Education Researchers Should Supplement Statistical Techniques with Data Science to Better Serve All Students

BlogHealthy SchoolsJan 26 2021

Educational researchers often use data science techniques to predict educational outcomes, but many are just starting to use these techniques to evaluate the efficacy of interventions and expand knowledge about which interventions work, and for whom. Below, we use a case study to illustrate how data science techniques can help researchers accurately predict student outcomes associated with interventions and identify complex patterns in their data. Specifically, we compare how well a traditional statistical method—structural equation modeling—and a data science technique—Random Forest models—perform in the context of a school climate intervention evaluation. We found that the Random Forest model performed as well as the traditional statistical method at predicting outcomes, and that Random Forest was able to independently identify complex relationships and interactions in the data.

Study Design and Methods Definitions

Safe school certification (SSC) is a three-year technical assistance program aimed at improving schools’ capacity to improve school climate. Twenty-six public and charter schools from the Washington, DC area that serve 7th- through 10th-grade students were randomized into two treatment conditions: a treatment group that received technical assistance to support SSC and a control group of schools that did not receive technical assistance but remained free to implement the SSC framework on their own. Schools were then followed through the three years of the intervention, and through an additional post-intervention year. Student perceptions of school climate were measured in each of the four years of the study using the U.S. Department of Education School Climate Surveys (EDSCLS). EDSCLS measures school climate across three domains of school climate: engagement, safety, and environment.

Random Forest is a machine learning method popular in data science research that uses random subsets of data and variables to develop many decision trees, which are then combined to make predictions.

Structural equation modeling is a popular analytic technique in the social sciences used to address measurement error and examine complex relationships between constructs.

Data science techniques often outperform traditional statistical methods in generating accurate predictions on the kinds of large and complex data sets now available to education researchers. These techniques have been used in important applied applications such as early warning systems and in predicting school dropout.

To test whether Random Forest predicts students’ perceptions of school climate as accurately as a traditional structural equation model, we first generated the models using part of the data set and then compared the mean squared errors of the two models’ predictions on the rest of the data.[1] This provides a metric of how well the model describes the patterns in data that were not used in developing the model. The Random Forest and structural equation models performed equally well in predicting all three domains of school climate (engagement, safety, and environment). In this case, the Random Forest model did not improve predictive accuracy when compared with the structural equation model, possibly in part because the overall effect sizes for all measured variables were very small.

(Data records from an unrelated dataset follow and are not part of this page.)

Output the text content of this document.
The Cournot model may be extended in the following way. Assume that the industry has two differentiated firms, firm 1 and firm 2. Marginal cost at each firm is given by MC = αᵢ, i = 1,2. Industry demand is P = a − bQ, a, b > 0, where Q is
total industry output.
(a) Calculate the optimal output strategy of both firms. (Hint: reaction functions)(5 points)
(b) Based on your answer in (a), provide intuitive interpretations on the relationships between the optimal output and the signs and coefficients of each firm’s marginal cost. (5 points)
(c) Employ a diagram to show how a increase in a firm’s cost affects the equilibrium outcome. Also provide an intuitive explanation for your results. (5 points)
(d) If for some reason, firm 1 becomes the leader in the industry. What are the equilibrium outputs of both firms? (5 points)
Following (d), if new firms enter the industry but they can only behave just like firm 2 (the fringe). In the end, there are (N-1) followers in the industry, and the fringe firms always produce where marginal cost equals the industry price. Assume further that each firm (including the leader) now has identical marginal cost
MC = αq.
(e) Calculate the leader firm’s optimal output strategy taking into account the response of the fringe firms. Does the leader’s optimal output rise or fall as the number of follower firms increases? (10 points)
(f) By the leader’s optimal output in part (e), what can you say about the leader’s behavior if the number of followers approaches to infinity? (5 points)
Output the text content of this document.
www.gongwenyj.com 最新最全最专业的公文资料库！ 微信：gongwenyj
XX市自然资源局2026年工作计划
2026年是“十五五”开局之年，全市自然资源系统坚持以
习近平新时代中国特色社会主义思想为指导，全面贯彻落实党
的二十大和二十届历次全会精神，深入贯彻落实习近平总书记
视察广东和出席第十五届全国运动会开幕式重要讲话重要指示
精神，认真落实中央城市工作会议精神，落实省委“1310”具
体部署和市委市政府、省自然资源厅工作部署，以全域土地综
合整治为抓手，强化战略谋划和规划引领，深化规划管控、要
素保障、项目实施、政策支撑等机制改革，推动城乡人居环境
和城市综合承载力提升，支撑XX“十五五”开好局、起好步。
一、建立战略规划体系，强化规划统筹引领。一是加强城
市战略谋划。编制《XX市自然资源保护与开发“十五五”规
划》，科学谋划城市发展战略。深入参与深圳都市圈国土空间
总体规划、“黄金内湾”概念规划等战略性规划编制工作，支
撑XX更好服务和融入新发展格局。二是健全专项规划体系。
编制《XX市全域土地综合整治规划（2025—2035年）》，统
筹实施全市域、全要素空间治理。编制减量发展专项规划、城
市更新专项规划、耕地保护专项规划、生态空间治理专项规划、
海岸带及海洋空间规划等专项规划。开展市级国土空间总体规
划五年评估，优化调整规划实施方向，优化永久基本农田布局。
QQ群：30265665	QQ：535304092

In addition to generating accurate predictions, data science methods can identify complex relationships without requiring a researcher to specify them a priori. Whereas standard structural equation models require assumptions about what factors contribute and assume linear associations (unless specified), the real world is much messier. Educational outcomes, such as school climate or test scores, do not always follow the simplified patterns that researchers must sometimes impose on their data. Data science techniques allow the data to speak by allowing complex relationships to come to light, such as interactions and nonlinear relationships between factors predicting outcomes. Because of this and other strengths, researchers are increasingly using Random Forest and related models.

In our case study, the Random Forest model identified interactions between treatment group and charter school membership, finding that students in charter schools benefited less from being in the treatment group than students in non-charter schools. Additionally, Random Forest and related methods do not assume a linear relationship between predictors and outcomes, but find the relationships that best fit the patterns in the data. In our study, the Random Forest model identified nonlinear relationships between time and student perceptions of school climate. In the control group, student perceptions of school climate increased in the first three years of the study and then decreased. We would not have known about this interaction or nonlinear relationship had we relied solely on traditional statistical approaches. By using the Random Forest model, we were able to offer a more nuanced interpretation of the intervention’s efficacy.

Given the success of data science techniques in education research, education researchers should expand their tool kit to include data science methods such as Random Forest. Researchers should add data science techniques to traditional statistical methods to improve accuracy in their predictions and uncover unexpected insights. Data science techniques hold particular promise in the context of educational equity: Because data science techniques are adept at uncovering complex relationships, they are especially adept at identifying how interventions work differently for different demographic groups. Researchers can apply these techniques to answer more nuanced research questions around the efficacy of interventions intended to serve the needs of Black, Hispanic, and American Indian/Alaska Native students; lesbian, gay, bisexual, transgender, and queer/questioning (LGBTQ+) students; and students with disabilities.

[1] As is commonly done in data science, both models were fit on a training subset (70% of the total data), after which the results were tested on the held-out test set (30%) to more accurately assess how well the models would handle out-of-sample data.